I've been reading a daily devotional I received (thanks, Mom) that is designed to prepare you for the arrival of the Son of God through the month of December (Advent) through January 6 (Ephiphany). The reading from yesterday has stuck with me, especially as part of this past weekend's sermon echoed these thoughts as well.

WE are part of the story! WE are still receiving the blessing that resulted from the faith of those in the story we read. WE should be amazed and awed at the wonder God has shared with us and sing praises giving thanks to Him. For unto US a child was given, and He is our Savior and the Prince of Peace (paraphrased Isa. 9:6). Because of His birth, and our part in the prophecies foretold (which, incidentally is also because of His birth and our salvation through His death), WE (should) celebrate the glorious arrival of Jesus and His infinite wisdom, power, and love.

How can we just sit still? I mean, we don't really, but we do where it matters. I do! I am so tired from all the running around, the planning, the trying to be sure I haven't somehow left someone out or hurt them (how ridiculously far I over think this, few of you have any idea).

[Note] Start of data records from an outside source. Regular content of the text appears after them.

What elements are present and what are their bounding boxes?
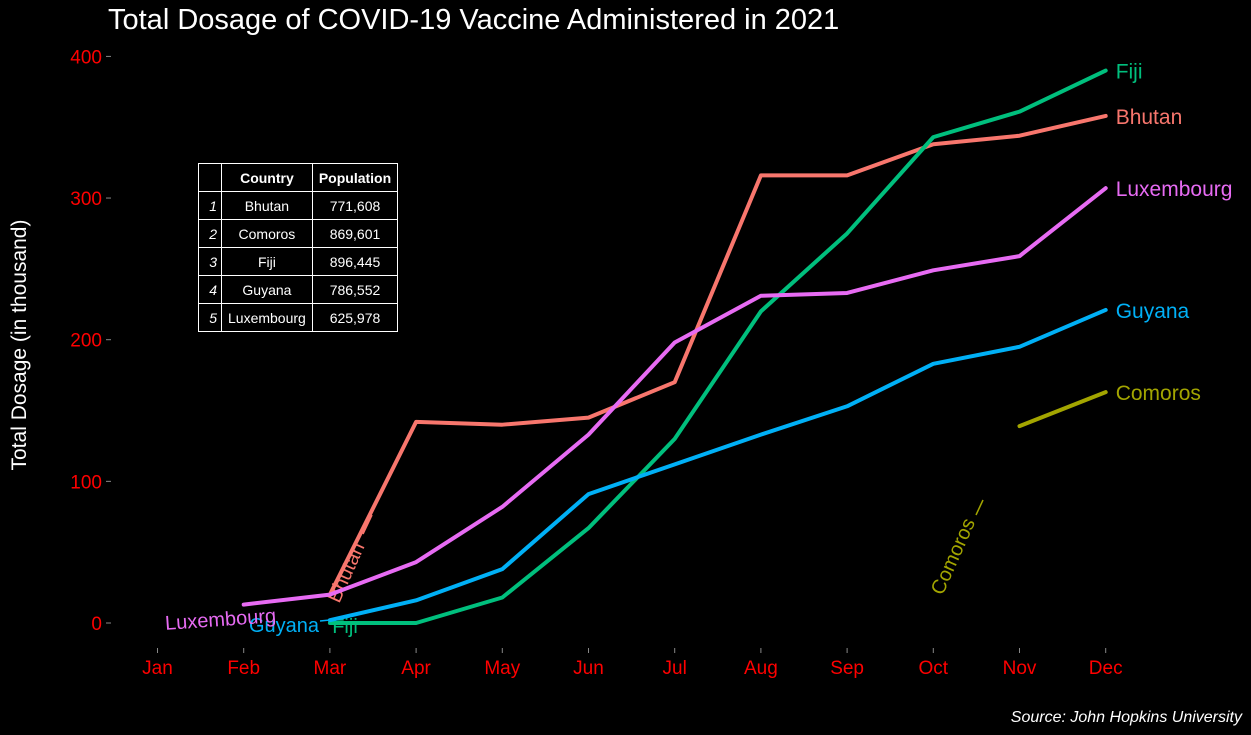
end-label-luxembourg: Luxembourg bbox=[1116, 178, 1233, 201]
series-line-guyana bbox=[327, 307, 1108, 623]
x-tick-label: Aug bbox=[744, 658, 778, 679]
y-tick-label: 100 bbox=[70, 472, 102, 493]
source-caption: Source: John Hopkins University bbox=[1010, 709, 1242, 726]
row-country: Luxembourg bbox=[221, 303, 313, 332]
row-country: Bhutan bbox=[221, 191, 313, 220]
x-tick-label: Nov bbox=[1003, 658, 1037, 679]
x-tick-label: Jun bbox=[573, 658, 604, 679]
y-tick-label: 300 bbox=[70, 189, 102, 210]
table-row: 4 Guyana 786,552 bbox=[198, 275, 399, 304]
row-index: 3 bbox=[198, 247, 222, 276]
x-tick-label: Apr bbox=[401, 658, 431, 679]
y-axis-label: Total Dosage (in thousand) bbox=[8, 219, 31, 471]
end-label-fiji: Fiji bbox=[1116, 61, 1143, 84]
series-line-bhutan bbox=[327, 113, 1108, 597]
row-index: 5 bbox=[198, 303, 222, 332]
x-tick-label: Mar bbox=[314, 658, 347, 679]
row-population: 896,445 bbox=[311, 247, 399, 276]
x-tick-label: May bbox=[484, 658, 520, 679]
row-country: Fiji bbox=[221, 247, 313, 276]
table-row: 5 Luxembourg 625,978 bbox=[198, 303, 399, 332]
row-index: 2 bbox=[198, 219, 222, 248]
row-population: 771,608 bbox=[311, 191, 399, 220]
x-tick-label: Jan bbox=[142, 658, 173, 679]
row-population: 869,601 bbox=[311, 219, 399, 248]
start-label-connector bbox=[319, 619, 331, 622]
end-label-comoros: Comoros bbox=[1116, 382, 1201, 405]
series-line-luxembourg bbox=[241, 186, 1108, 607]
table-header-country: Country bbox=[221, 163, 313, 192]
x-tick-label: Jul bbox=[663, 658, 687, 679]
end-label-bhutan: Bhutan bbox=[1116, 106, 1183, 129]
row-population: 786,552 bbox=[311, 275, 399, 304]
start-label-connector bbox=[975, 499, 984, 516]
y-tick-label: 400 bbox=[70, 47, 102, 68]
table-header-row: Country Population bbox=[198, 163, 399, 192]
row-index: 4 bbox=[198, 275, 222, 304]
row-population: 625,978 bbox=[311, 303, 399, 332]
chart-title: Total Dosage of COVID-19 Vaccine Adminis… bbox=[108, 4, 840, 36]
table-header-population: Population bbox=[311, 163, 399, 192]
table-row: 3 Fiji 896,445 bbox=[198, 247, 399, 276]
y-tick-label: 0 bbox=[91, 614, 102, 635]
table-row: 1 Bhutan 771,608 bbox=[198, 191, 399, 220]
population-table: Country Population 1 Bhutan 771,608 2 Co… bbox=[198, 163, 399, 332]
table-row: 2 Comoros 869,601 bbox=[198, 219, 399, 248]
y-tick-label: 200 bbox=[70, 331, 102, 352]
row-country: Guyana bbox=[221, 275, 313, 304]
x-tick-label: Oct bbox=[919, 658, 949, 679]
end-label-guyana: Guyana bbox=[1116, 300, 1190, 323]
x-tick-label: Dec bbox=[1089, 658, 1123, 679]
start-label-fiji: Fiji bbox=[332, 616, 358, 638]
x-tick-label: Sep bbox=[830, 658, 864, 679]
start-label-connector bbox=[362, 514, 373, 535]
row-country: Comoros bbox=[221, 219, 313, 248]
start-label-guyana: Guyana bbox=[249, 615, 320, 637]
series-line-comoros bbox=[1017, 390, 1108, 429]
series-line-fiji bbox=[327, 68, 1108, 625]
start-label-comoros: Comoros bbox=[927, 515, 980, 598]
row-index: 1 bbox=[198, 191, 222, 220]
table-header-index bbox=[198, 163, 222, 192]
x-tick-label: Feb bbox=[227, 658, 260, 679]
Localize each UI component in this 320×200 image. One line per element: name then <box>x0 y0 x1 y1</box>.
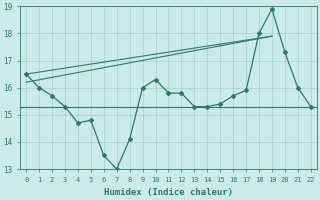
X-axis label: Humidex (Indice chaleur): Humidex (Indice chaleur) <box>104 188 233 197</box>
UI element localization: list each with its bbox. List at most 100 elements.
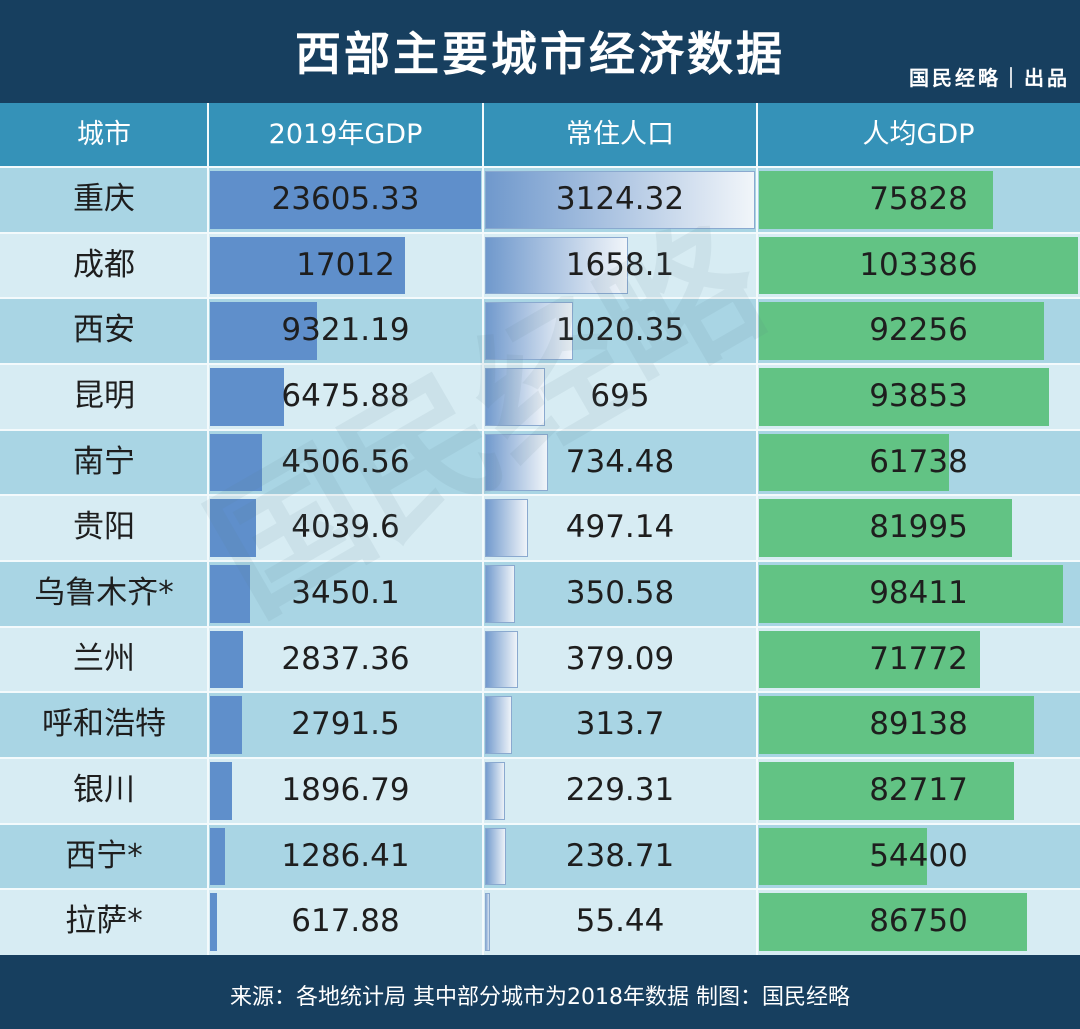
gdp-value: 17012 (296, 246, 395, 283)
column-header-1: 2019年GDP (208, 103, 483, 167)
row-divider (0, 888, 1080, 891)
city-name: 南宁 (73, 443, 135, 480)
per-capita-gdp-value: 89138 (869, 706, 968, 743)
per-capita-gdp-value: 103386 (859, 246, 978, 283)
per-capita-gdp-bar (759, 236, 1078, 295)
per-capita-gdp-bar (759, 302, 1044, 360)
population-value: 350.58 (565, 575, 675, 612)
per-capita-gdp-value: 75828 (869, 181, 968, 217)
chart-title: 西部主要城市经济数据 (295, 27, 785, 81)
gdp-value: 4039.6 (291, 509, 400, 546)
gdp-value: 1286.41 (281, 837, 410, 874)
per-capita-gdp-bar (759, 762, 1015, 820)
gdp-bar (210, 893, 218, 952)
gdp-value: 617.88 (291, 903, 400, 940)
per-capita-gdp-bar (759, 565, 1063, 623)
per-capita-gdp-value: 92256 (869, 312, 968, 349)
city-name: 西宁* (65, 837, 143, 874)
population-bar (485, 302, 574, 360)
population-bar (485, 236, 629, 295)
row-divider (0, 231, 1080, 234)
population-bar (485, 433, 549, 492)
per-capita-gdp-bar (759, 368, 1049, 426)
per-capita-gdp-value: 71772 (869, 640, 968, 677)
per-capita-gdp-bar (759, 630, 981, 689)
city-name: 呼和浩特 (42, 706, 166, 743)
column-header-2: 常住人口 (483, 103, 757, 167)
row-divider (0, 560, 1080, 563)
per-capita-gdp-value: 81995 (869, 509, 968, 546)
per-capita-gdp-value: 82717 (869, 772, 968, 809)
city-name: 昆明 (73, 378, 135, 414)
population-value: 1020.35 (555, 312, 685, 349)
column-divider (482, 103, 484, 955)
population-value: 695 (590, 378, 650, 414)
population-value: 497.14 (565, 509, 675, 546)
population-bar (485, 630, 518, 689)
gdp-bar (210, 696, 243, 755)
city-name: 贵阳 (73, 509, 135, 546)
per-capita-gdp-value: 86750 (869, 903, 968, 940)
population-value: 313.7 (575, 706, 665, 743)
per-capita-gdp-bar (759, 171, 993, 229)
gdp-bar (210, 302, 317, 360)
population-value: 238.71 (565, 837, 675, 874)
footer: 来源：各地统计局 其中部分城市为2018年数据 制图：国民经略 (0, 955, 1080, 1029)
gdp-bar (210, 499, 257, 557)
column-divider (207, 103, 209, 955)
header: 西部主要城市经济数据 国民经略｜出品 (0, 0, 1080, 103)
gdp-bar (210, 762, 232, 820)
per-capita-gdp-bar (759, 893, 1027, 952)
row-divider (0, 297, 1080, 300)
row-divider (0, 494, 1080, 497)
city-name: 成都 (73, 246, 135, 283)
population-bar (485, 499, 528, 557)
gdp-value: 2837.36 (281, 640, 410, 677)
gdp-bar (210, 171, 481, 229)
population-bar (485, 565, 516, 623)
per-capita-gdp-bar (759, 696, 1035, 755)
gdp-value: 2791.5 (291, 706, 400, 743)
per-capita-gdp-bar (759, 499, 1012, 557)
column-header-0: 城市 (0, 103, 208, 167)
row-divider (0, 363, 1080, 365)
population-bar (485, 762, 505, 820)
population-value: 1658.1 (565, 246, 675, 283)
source-note: 来源：各地统计局 其中部分城市为2018年数据 制图：国民经略 (230, 985, 850, 1010)
per-capita-gdp-bar (759, 433, 950, 492)
gdp-bar (210, 565, 250, 623)
gdp-value: 6475.88 (281, 378, 410, 414)
gdp-bar (210, 236, 406, 295)
column-divider (756, 103, 758, 955)
population-value: 55.44 (575, 903, 665, 940)
population-bar (485, 696, 513, 755)
gdp-value: 23605.33 (271, 181, 420, 217)
city-name: 重庆 (73, 181, 135, 217)
population-bar (485, 827, 506, 886)
gdp-value: 9321.19 (281, 312, 410, 349)
city-name: 银川 (73, 772, 135, 809)
row-divider (0, 822, 1080, 825)
per-capita-gdp-value: 93853 (869, 378, 968, 414)
city-name: 拉萨* (65, 903, 143, 940)
row-divider (0, 428, 1080, 431)
gdp-value: 4506.56 (281, 443, 410, 480)
row-divider (0, 691, 1080, 694)
gdp-bar (210, 368, 285, 426)
population-value: 3124.32 (555, 181, 685, 217)
population-bar (485, 171, 755, 229)
city-name: 兰州 (73, 640, 135, 677)
data-table: 城市 2019年GDP 常住人口 人均GDP 重庆 23605.33 3124.32 7582… (0, 103, 1080, 955)
population-value: 379.09 (565, 640, 675, 677)
row-divider (0, 166, 1080, 168)
gdp-bar (210, 827, 225, 886)
per-capita-gdp-bar (759, 827, 927, 886)
population-bar (485, 893, 490, 952)
row-divider (0, 757, 1080, 760)
brand-label: 国民经略｜出品 (909, 66, 1070, 90)
per-capita-gdp-value: 54400 (869, 837, 968, 874)
population-value: 229.31 (565, 772, 675, 809)
city-name: 西安 (73, 312, 135, 349)
gdp-bar (210, 630, 243, 689)
row-divider (0, 625, 1080, 628)
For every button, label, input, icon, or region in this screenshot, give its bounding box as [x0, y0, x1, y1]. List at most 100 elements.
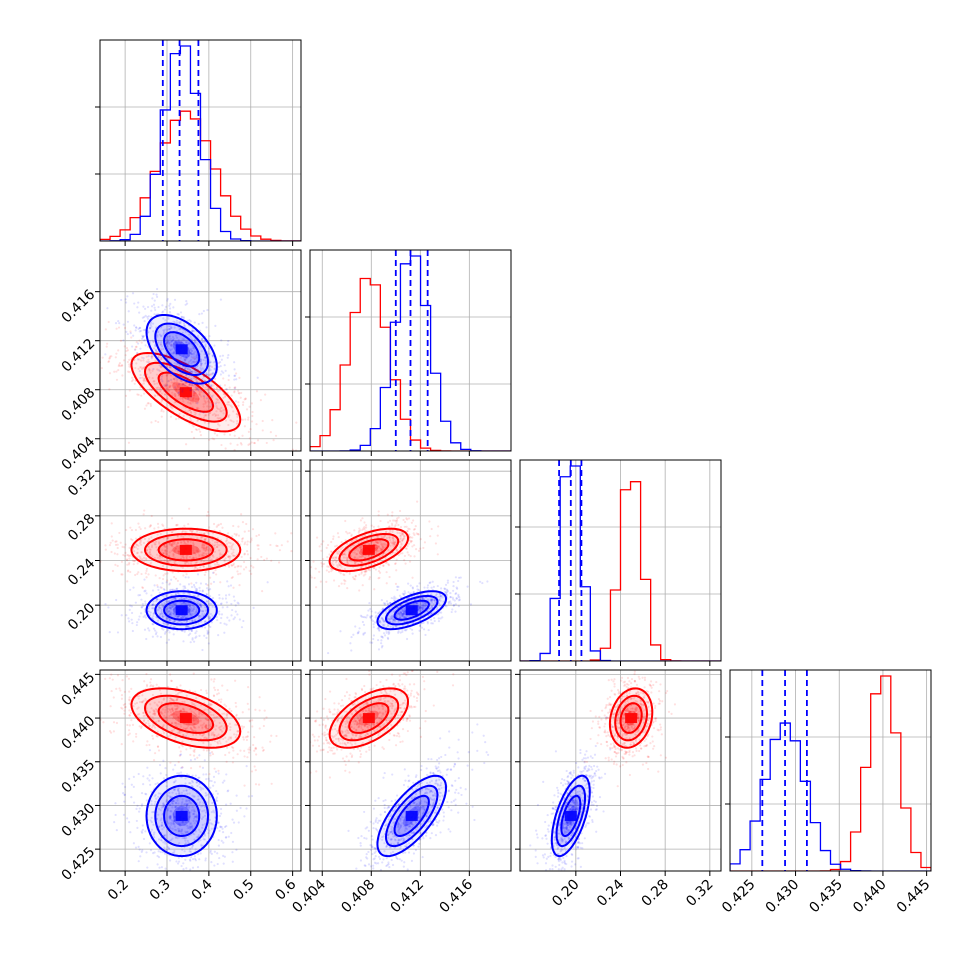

How do we not shout the news like the shepherds, or make the journey like the wise men? (This still makes me think of little Gladys Herdman: "Hey! Hey! Unto you a child is born!" When you haven't heard it before, it really means something, and it's worth shouting! People gotta know!)

How do we not trust like Joseph or wonder like Mary? I get so caught up in what I need to get done, or planning who to see and when (which is good, I grant you, but not enough), that I completely forget to TRUST God with the things that are stressing me out (today. this happened MULTIPLE TIMES - TODAY.) and I forget to wonder at the amazing story that He has given us, and made me part of when He made me His child!

I have always loved Christmas - just ask my mom. I love the seasons, the change, the beauty of each one, but winter is my favorite, and I know a lot of that is because of Christmas. The joy in the air, the family (both biological and chosen), time with friends, activities, and demonstrations of love through food, fun, gifts, laughter, and shared craziness - it is a wonderful thing. But often, I let the stress society (and myself) puts on it seep into my enjoyment. I let the stress of preparing to be away from work for a few days overshadow the joy and celebration of the season.

Then, today's reading spoke of mercy. The author describes mercy as "that which fulfills our heart's desire, that which gives purpose to our lives, that which also allows us not only to be loved, but also to love completely." While I'm not sure I agree with this definition 100%, I do love the perspective it gives and the direction it looks. Mercy from God is something that "always astonishes us." Or it should. Have you become accustomed to the mercy God grants? I pray it is not so! I pray you are always awestruck by the grace of God in granting His mercy to us. I hope that we are all astonished by the things God puts into our lives as He shows us His plan.

Lastly, the sermons at my church this month (first 3 weeks of December, anyway) have been about the 3 great blessings that are ours because of Christmas: Joy, Peace, and Hope (you can listen to the sermons here). I cannot tell you how much a blessing these have been to me these past couple weekends, and how much I am looking forward to this coming one! What gifts. Joy inexplicable! Peace that calms the soul. Hope that looks up and out and forward. Glorious Savior indeed!

Now, go enjoy your Christmas, and don't let the stress in - let HIM in!